João Pessoa tem buscado o mesmo caminho ao adotar uma cultura do automóvel que subordina todas as outras formas de deslocamento, colocando sempre a prioridade do pedestre, ciclista e transporte público como secundárias e marginais. Mesmo que as orientações dos planos nacionais e internacionais se posicionem a favor do desestimulo ao transporte motorizado e reforçam a construção de uma nova política que colocam as coisas no seu devido lugar, como a prioridade dos pedestres e o uso do transporte não motorizado – no caso a bicicleta.

O cenário é de uma cidade canteiro de obras especialista em destruir as nossas árvores para construir mais vias, viadutos, edifícios-garagens, como se o problema estivesse centrado no fluxo dos carros. É como se tivéssemos isolando a cidade por partes, privilegiando uma pequena parcela da população que opta por utilizar o seu transporte individual e que pode ter mais acesso a lugares distantes.

Tomar a cidade como se ela fosse uma garagem individual é tão naturalizado quanto deixar o seu carro na calçada por alguns minutinhos como se não fosse ‘ferir ninguém’. A cultura do carro faz com que as pessoas negligenciem a sua responsabilidade com o outro, com a cidade, com os problemas da cidade. Toda a percepção é tida por um ângulo de dentro da sua casa móvel, da sua particularidade e do bem tão desejado e adquirido. Isso não significa tomar como direito ultrapassar os limites dos espaços. As ruas não são feitas para os carros! São feitas para que as pessoas façam o bom uso é preciso também que os gestores públicos vejam a cidade com outros olhos, sob a perspectiva da prioridade dos pedestres, ciclistas e do transporte público. Enquanto tivermos gestores ‘carrocratas’ o discurso de cidade sustentável estará muito longe da prática.

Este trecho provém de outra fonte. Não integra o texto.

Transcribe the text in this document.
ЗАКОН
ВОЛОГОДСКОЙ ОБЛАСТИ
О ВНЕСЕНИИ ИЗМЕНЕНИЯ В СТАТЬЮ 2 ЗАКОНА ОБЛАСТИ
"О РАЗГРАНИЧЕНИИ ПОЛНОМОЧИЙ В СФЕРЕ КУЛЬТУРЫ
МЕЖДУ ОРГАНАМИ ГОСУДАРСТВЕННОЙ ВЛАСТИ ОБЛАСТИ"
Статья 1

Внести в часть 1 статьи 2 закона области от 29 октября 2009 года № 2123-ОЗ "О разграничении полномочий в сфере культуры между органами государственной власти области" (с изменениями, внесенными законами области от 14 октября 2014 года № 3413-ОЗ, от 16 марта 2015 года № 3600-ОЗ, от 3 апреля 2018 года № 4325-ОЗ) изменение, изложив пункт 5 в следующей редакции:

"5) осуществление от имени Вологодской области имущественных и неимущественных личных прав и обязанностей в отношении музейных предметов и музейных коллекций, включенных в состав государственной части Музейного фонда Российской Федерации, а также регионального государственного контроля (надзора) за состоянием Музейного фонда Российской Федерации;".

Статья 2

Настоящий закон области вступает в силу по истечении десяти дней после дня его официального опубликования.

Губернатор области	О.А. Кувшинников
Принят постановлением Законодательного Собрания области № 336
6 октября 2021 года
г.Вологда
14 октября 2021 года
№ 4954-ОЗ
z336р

Vislumbramos uma cidade onde o espaço do trânsito não seja uma luta desigual e por isso acreditamos no potencial da bicicleta. Não apenas por um direito de usá-la com segurança, mas o que está em jogo é algo muito mais amplo. A bicicleta (re)surge como contraposição a uma cultura que precariza a condição da mobilidade geral. É um veículo que representa tudo o que vai de encontro à cultura do carro: a não poluição ambiental, a liberação do fluxo do trânsito, a celeridade e capacidade de mobilidade no centro urbano. Bicicleta é saúde, é menos barulho, é qualidade de vida, é economia financeira e ainda fortalece a relação indivíduo-cidade. Não existe lugar ideal para bicicleta.

Toda cidade, em sua maioria, é ideal para ela. Basta vontade política, basta criar estratégias para o fortalecimento da cultura de cidade ciclável e caminhável.

Por uma cidade real nos propomos a pensar, analisar, apresentar e atuar junto a um cenário que tem ganhado força nos últimos anos. O efeito pedalada, como diz antropólogo francês Marc Augè, já acontece há tempos. Basta parar por alguns minutos em qualquer ponto da cidade e esperar para contar dezenas, centenas de ciclistas para lá e para cá. Silenciosos, invisíveis, eles seguem o seu percurso diário e muitos ainda nem sabem que já fazem revolução.